L’ultima pericolosa bravata è apparsa ieri su facebook. Una “passeggiata” in monopattino sulla A24, l’autostrada nota anche come La Strada dei Parchi che collega Roma a Teramo passando per l’Aquila. Davvero ogni volta è sempre peggio. Come se fosse una gara a chi fa la cosa più stupida, scrive il Messaggero che tra gli altri ne dà notizia. A Roma e dintorni comunque era già successo: prima sul raccordo, poi in due sul Lungotevere, adesso in autostrada. Ma nella città della deregulation di che ci meravigliamo? Una ragazza è rimasta uccisa al Colosseo una settimana fa durante una corsa notturna tra monopattini. E forse prima di promettere 16 mila di questi veicoli la sindaca Raggi avrebbe potuto pensarci meglio. O almeno aspettare una riforma del codice della strada. Che oggi sul monopattino non prevede nulla. Così ognuno si sente in diritto di fare quello che vuole.

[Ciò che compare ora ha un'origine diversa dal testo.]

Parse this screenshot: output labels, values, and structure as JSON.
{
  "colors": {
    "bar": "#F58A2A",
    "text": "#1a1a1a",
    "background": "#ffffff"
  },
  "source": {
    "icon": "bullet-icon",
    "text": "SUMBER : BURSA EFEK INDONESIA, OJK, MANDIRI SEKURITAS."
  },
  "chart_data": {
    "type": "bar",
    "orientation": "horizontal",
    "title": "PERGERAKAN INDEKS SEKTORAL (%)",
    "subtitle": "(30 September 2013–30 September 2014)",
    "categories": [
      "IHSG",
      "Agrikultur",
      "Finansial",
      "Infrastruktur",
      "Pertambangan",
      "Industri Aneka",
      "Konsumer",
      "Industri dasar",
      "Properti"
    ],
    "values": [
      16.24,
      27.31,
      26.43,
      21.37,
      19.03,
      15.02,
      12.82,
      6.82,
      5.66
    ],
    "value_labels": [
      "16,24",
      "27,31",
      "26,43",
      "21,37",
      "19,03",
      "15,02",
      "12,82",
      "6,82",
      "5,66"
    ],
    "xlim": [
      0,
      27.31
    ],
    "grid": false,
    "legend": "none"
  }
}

Raggi, il monopattino elettrico fa il suo primo ferito. Donna investita a Piazza di Spagna

Monopattino in autostrada, è una follia. Ma ad oggi mancano le regole e sembra tutto legale

Sembra la moda scellerata del momento, come se il covid non bastasse a farci preoccupare. Era già successo sulla A14 a dicembre 2019 e poi a febbraio 2020 sulla superstrada Siena-Firenze. Ma non solo in Italia. A Marzo un ragazzo in monopattino era stato avvistato e ripreso in video in un tratto autostradale vicino Mosca. Il mezzo in questione viaggiava (secondo il rilevamento ottenuto dal video) a circa 100 km/h. Probabilmente era stato modificato. I monopattini elettrici possono viaggiare su tutte le strade urbane con limite di velocità di 50 km/h. Si possono usare anche sulle piste ciclabili extraurbane ma non certo sulle autostrade. Anche se un divieto esplicito ad oggi sembra mancare. Perché per il codice della strada semplicemente il monopattino elettrico non esiste. Un emendamento approvato nell’ambito della discussione sulla manovra 2020 (che dà seguito al decreto Toninelli sulla micromobilita’ elettrica) stabilisce che i monopattini elettrici possono circolare liberamente su tutte le strade d’Italia. Non serve patente AM per i minori di 18 anni, né casco e nemmeno il giubbotto catarifrangente è d’obbligo. Nulla è obbligatorio per chi usa questi veicoli. Tanto che l’assenza di norme ha portato alla totale avventatezza. Ma alla fine i monopattini elettrici sono pericolosi oppure no?

 La Raggi contraddice se stessa e il Governo

Intanto la sindaca di Roma continua a puntare sullo sharing e sulla micromobilità sostenibile. Sono pronti per essere messi in strada altri 500 scooter elettrici di Acciona. Moto full-elettric con tre modalita di guida per velocità che vanno dai 50 ai 100 km/h. Mentre i ragazzini sfrecciano spericolati facendo lo slalom tra le corsie preferenziali degli autobus. E la Raggi dice ai vigili di fare più multe perché questi mezzi sono poco sicuri e gli incidenti troppo frequenti. Ma è il gatto che si morde la coda. Se gli incidenti sono frequenti, è perché i cittadini fruitori di questo servizio non ne hanno capito la pericolosità. E fanno dello scooter elettrico un uso improprio e scellerato. Mettendo in pericolo la propria vita e quella degli altri. Sarebbe bene che la Raggi, sindaca della capitale d’Italia, facesse sentire la propria voce al Governo a tutela di tutti i cittadini romani.  Se non lei che è al potere col Movimento 5Stelle e che ha voluto fortemente i monopattini elettrici in città, chi altri allora?